Enfin, pour traverser cette période de volatilité, une approche plus prudente de la gestion financière émerge, incluant un contrôle rigoureux des stocks et une attention particulière portée aux flux de trésorerie et aux marges afin de maintenir la solidité opérationnelle et de préserver les capacités d'investissement futures. Ces mesures illustrent un secteur en pleine transformation, cherchant à défendre sa valeur historique et à transformer la crise en opportunité de renforcer son identité et de construire des bases plus solides pour sa croissance future.

Qu'est-ce qui nous attend d'autre ?

Selon les données de Confindustria ModaAu premier semestre 2025, les exportations italiennes de textile et de mode ont totalisé près de 15 milliards d'euros, soit une baisse de 4,1 % par rapport à la même période de l'année précédente. Comme mentionné précédemment concernant le marché du luxe, les performances ont été mitigées. Si certains segments ont montré des signes de résilience, d'autres ont connu un déclin. En particulier, les exportations d'accessoires de mode ont reculé de 6,5 % au cours des deux premiers mois de 2025, atteignant 4,2 milliards d'euros.

L’avenir du secteur reste donc incertain car les variables qui déterminent sa performance sont nombreuses et, dans une large mesure, échappent au contrôle des acteurs individuels. D'un côté, la rotation constante des directeurs de création est précaire pour les identités de marque et les portefeuilles de produits* ; de l'autre, l'instabilité macroéconomique et géopolitique contraint la finance à revoir constamment ses plans d'investissement. À cela s'ajoutent les évolutions structurelles de la demande des nouvelles générations de clients, davantage axées sur la durabilité et les biens d'occasion, qui rendent le marché moins prévisible.
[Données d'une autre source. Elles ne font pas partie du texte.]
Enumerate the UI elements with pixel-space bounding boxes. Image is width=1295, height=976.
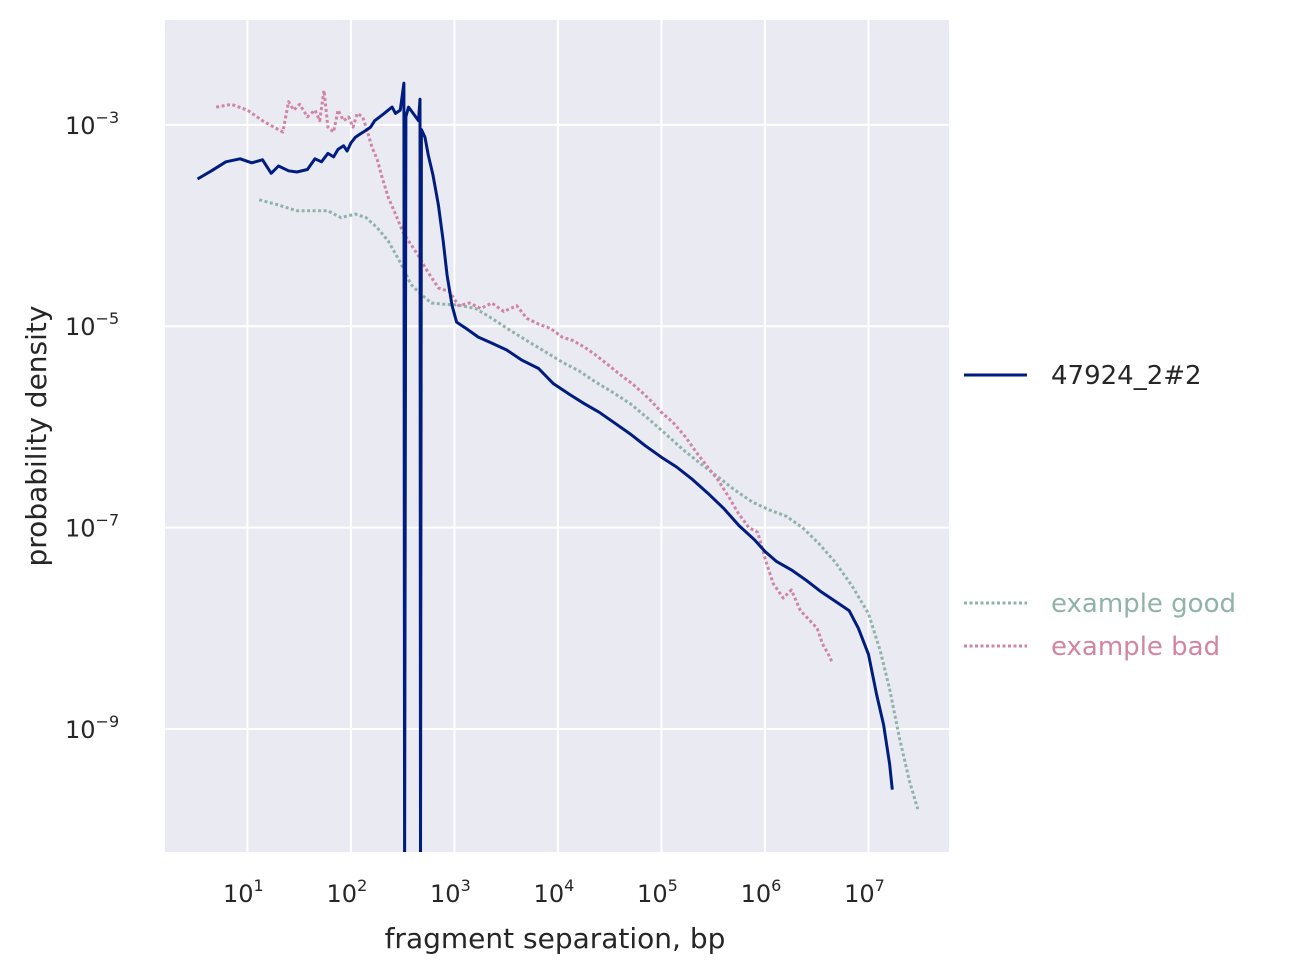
legend-label: example bad bbox=[1051, 632, 1220, 662]
x-tick-label: 105 bbox=[637, 876, 678, 908]
x-tick-label: 102 bbox=[327, 876, 368, 908]
y-tick-label: 10−3 bbox=[65, 108, 119, 140]
y-tick-label: 10−7 bbox=[65, 511, 119, 543]
series-lines bbox=[196, 81, 920, 852]
x-tick-label: 101 bbox=[223, 876, 264, 908]
y-tick-label: 10−5 bbox=[65, 309, 119, 341]
x-tick-label: 106 bbox=[741, 876, 782, 908]
y-axis-title: probability density bbox=[20, 306, 53, 567]
x-axis-title: fragment separation, bp bbox=[385, 922, 726, 955]
legend-label: 47924_2#2 bbox=[1051, 361, 1202, 391]
series-line-0 bbox=[196, 81, 894, 852]
y-tick-label: 10−9 bbox=[65, 712, 119, 744]
x-tick-label: 103 bbox=[430, 876, 471, 908]
x-tick-labels: 101 102 103 104 105 106 107 bbox=[223, 876, 885, 908]
y-tick-labels: 10−3 10−5 10−7 10−9 bbox=[65, 108, 119, 744]
legend-label: example good bbox=[1051, 589, 1236, 619]
x-tick-label: 104 bbox=[534, 876, 575, 908]
grid bbox=[165, 20, 949, 852]
series-line-2 bbox=[215, 88, 834, 664]
series-line-1 bbox=[258, 198, 920, 810]
x-tick-label: 107 bbox=[844, 876, 885, 908]
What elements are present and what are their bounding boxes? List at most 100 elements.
Tant que ces incertitudes ne trouveront pas un équilibre, le secteur continuera de naviguer dans un paysage de transformation et d'incertitude. Nous sommes pratiquement à la croisée des chemins entre transformation et incertitude. Pourtant, c’est précisément dans cette période d’instabilité que de nouvelles opportunités pourraient s’ouvrir et qu’une solution pourrait être trouvée, capable de redonner espoir : ceux qui savent innover judicieusement, renforcer l’identité des marques et comprendre les besoins changeants des consommateurs pourront non seulement surmonter la crise, mais aussi redéfinir le luxe lui-même pour les générations futures.

*Le pipeline de vente est un outil stratégique qui permet d’améliorer et de rendre le processus de vente plus efficace.

Il est donc conseillé d’éviter les tentatives de stratégies de marché à haut risque.

Comme le montre l’affaire Cucinelli récemment évoquée, les stratégies économiques contreproductives risquent toujours de compromettre la crédibilité d’une marque et de mettre en péril sa stabilité financière, affaiblissant son image et la confiance des investisseurs, sans parler des consommateurs.